For the Journey

We turn to Luke’s Gospel for his unique resurrection story. Two of Jesus’ followers, who failed to see him in the breaking up of their personal hopes and failed to see him in the breaking up of his companions, will now recognize him “in the breaking of the bread.”

As a “companion,” or literally “with bread,” is how Jesus comes alongside these two dispirited disciples. Their heads are down and they see the earth without any hope for the new life they had sought in the teachings of Jesus. As a companion he joins their darkness and gently leads them through their reflections on
what has recently happened in Jerusalem. Their eyes are dimmer than their spirits, and they find it hard to believe what they saw happen and what they have heard about his resurrection. They didn’t see it happen, so for them, it didn’t really occur.

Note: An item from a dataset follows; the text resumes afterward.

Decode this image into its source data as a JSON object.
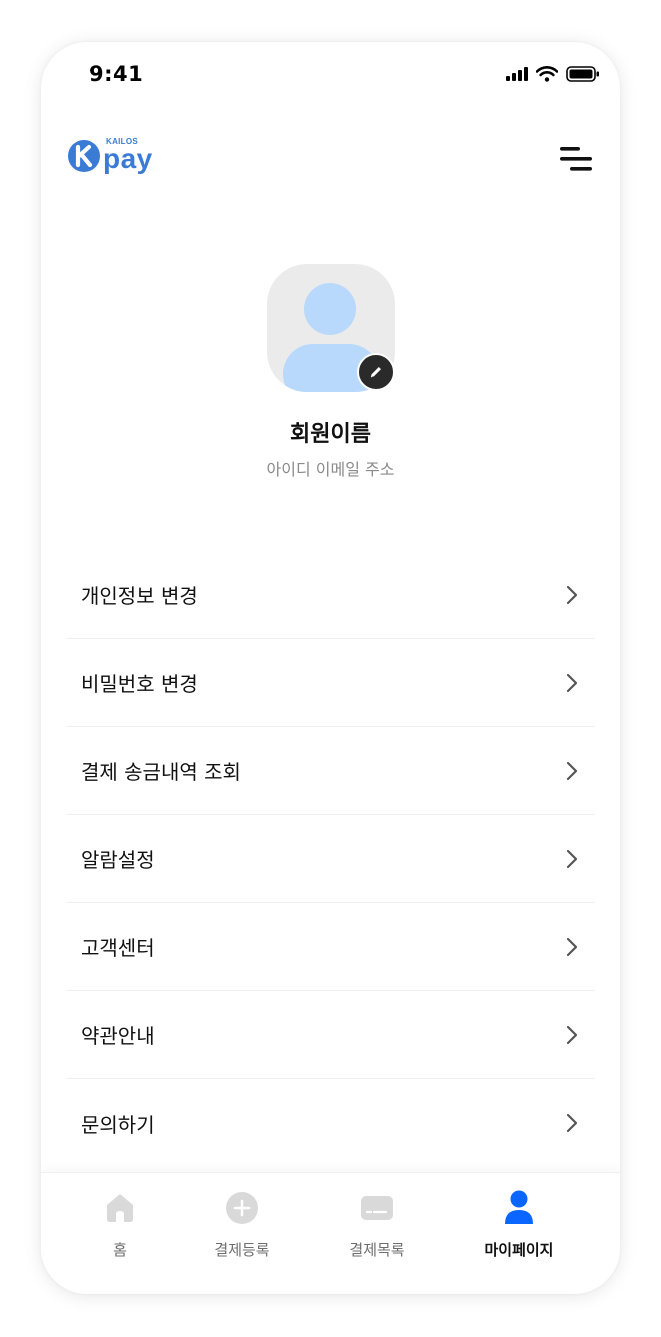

We watch and listen to their sharing in the rising of Jesus as their hearts burn within them while they listen to this mysterious companion. He is a collector, a finder, and he has risen to raise both those who seek for him and those who take the road back to Emmaus.

We find comfort and great joy in watching Jesus compassionately go out after those who have their hearts and hopes broken. It is so human to doubt and want to turn toward wherever our Emmaus hiding place may be. They freely turned to their own tombs burying their frustrated plans and fractured friendships. Our selfchosen tombs can be such comfortable resting places. These men are going back, and in meeting Jesus they will want not to go back, but to return.

We have been praying often these past weeks about our own tombs and hiding places. Their walls of fear, the locked doors of self-negativity and regret, have been abandoned, and yet we know their comforts and the easily found roads back to their ever-opened portals. It is very dark in our tombs and Jesus constantly invites us into the sunshine. The word consolation literally means “with the sunshine,” and conversely desolation
means “down out of the sunshine.”

The men we watch these days experience the warmth of the sun in their being invited out of their darkness. The eucharistic “bread-withing” remembers them and they want to rejoin their companions, who themselves have been called out.

We pray this week with the joys of having been found, having been called out into the sunshine. We also pray with the joy in the awareness that he will always be collecting his followers in the breaking up of their hearts and hopes. He has risen so that we might have confidence in his grace more than our fragile selves. Easter is forever.